Rein statistisch gesehen haben Menschen die höchste Lebenserwartung, wenn sie täglich 7,5 Stunden schlafen. Daran kann man sich orientieren, sollte sich aber bewusst machen, dass Pauschalaussagen hier nicht greifen. Es gibt Leute, die mehr Schlaf brauchen und es gibt solche, die mit weniger Schlaf genauso gut zurechtkommen. Ein Schlafrechner kann eine erste Anlaufstelle für die ideale Schlafdauer sein.
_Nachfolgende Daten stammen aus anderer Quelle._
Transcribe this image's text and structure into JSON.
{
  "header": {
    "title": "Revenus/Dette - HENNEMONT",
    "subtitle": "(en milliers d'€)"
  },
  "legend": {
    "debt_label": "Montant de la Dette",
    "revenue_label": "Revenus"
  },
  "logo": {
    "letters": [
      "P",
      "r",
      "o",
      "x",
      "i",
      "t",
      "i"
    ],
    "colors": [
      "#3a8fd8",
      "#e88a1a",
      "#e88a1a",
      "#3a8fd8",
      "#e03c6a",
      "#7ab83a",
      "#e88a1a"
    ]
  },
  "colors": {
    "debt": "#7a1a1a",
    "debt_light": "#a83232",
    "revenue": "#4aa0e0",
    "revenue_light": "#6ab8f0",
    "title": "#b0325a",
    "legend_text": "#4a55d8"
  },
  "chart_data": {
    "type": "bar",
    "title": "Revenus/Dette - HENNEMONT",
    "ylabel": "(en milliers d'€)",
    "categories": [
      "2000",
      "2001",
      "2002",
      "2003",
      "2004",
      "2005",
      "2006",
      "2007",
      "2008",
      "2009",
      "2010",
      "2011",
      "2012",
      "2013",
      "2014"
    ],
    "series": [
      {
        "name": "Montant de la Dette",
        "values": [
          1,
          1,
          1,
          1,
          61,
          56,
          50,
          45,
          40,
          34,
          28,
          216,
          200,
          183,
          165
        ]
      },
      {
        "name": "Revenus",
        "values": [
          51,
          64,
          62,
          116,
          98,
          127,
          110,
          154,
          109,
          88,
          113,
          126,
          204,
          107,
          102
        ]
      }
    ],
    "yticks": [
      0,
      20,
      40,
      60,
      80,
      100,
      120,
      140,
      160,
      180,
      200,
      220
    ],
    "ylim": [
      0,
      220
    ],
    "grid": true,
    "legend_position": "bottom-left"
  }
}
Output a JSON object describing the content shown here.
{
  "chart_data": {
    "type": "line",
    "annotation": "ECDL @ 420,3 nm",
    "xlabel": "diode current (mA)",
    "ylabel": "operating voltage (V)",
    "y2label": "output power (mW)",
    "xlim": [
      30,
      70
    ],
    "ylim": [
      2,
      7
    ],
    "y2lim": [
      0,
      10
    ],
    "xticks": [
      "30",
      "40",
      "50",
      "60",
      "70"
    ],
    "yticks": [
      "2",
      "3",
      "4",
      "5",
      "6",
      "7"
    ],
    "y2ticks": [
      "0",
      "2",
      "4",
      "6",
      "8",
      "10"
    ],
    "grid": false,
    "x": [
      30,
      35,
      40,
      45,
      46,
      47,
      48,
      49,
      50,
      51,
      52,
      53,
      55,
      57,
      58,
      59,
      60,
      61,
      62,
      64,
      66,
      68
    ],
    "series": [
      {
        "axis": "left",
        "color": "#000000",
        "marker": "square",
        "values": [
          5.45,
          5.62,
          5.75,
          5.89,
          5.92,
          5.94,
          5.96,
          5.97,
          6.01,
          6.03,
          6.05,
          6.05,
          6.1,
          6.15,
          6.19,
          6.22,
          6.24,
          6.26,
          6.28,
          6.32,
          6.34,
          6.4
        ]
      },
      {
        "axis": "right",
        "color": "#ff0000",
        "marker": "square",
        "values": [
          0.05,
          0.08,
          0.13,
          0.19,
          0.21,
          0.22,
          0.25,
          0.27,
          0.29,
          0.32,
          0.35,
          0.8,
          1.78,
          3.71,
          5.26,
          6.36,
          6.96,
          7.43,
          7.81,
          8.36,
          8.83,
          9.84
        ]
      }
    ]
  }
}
Haben Sie selbst jemals Schlafprobleme?

Ich beschäftige mich seit 40 Jahren mit dem Thema Schlaf und habe in dieser Zeit kaum schlaflose Nächte gehabt. Ich weiß aber natürlich auch, wie es geht. So vergeht zum Beispiel kein Tag, an dem ich nicht meine 6.500 Schritte vor dem Zubettgehen mache. Ich weiß, wann meine Schlaf- und Aufstehzeit ist und halte mich konsequent daran. Also nein, ich habe keine Schlafprobleme und genau wie ich, kann sich in diesem Zusammenhang jeder das Prinzip von Ursache und Wirkung zunutze machen. Man kann jeden Schlaf verbessern, aus einem schlechten Schläfer einen besseren und aus einem guten einen sehr guten Schläfer machen.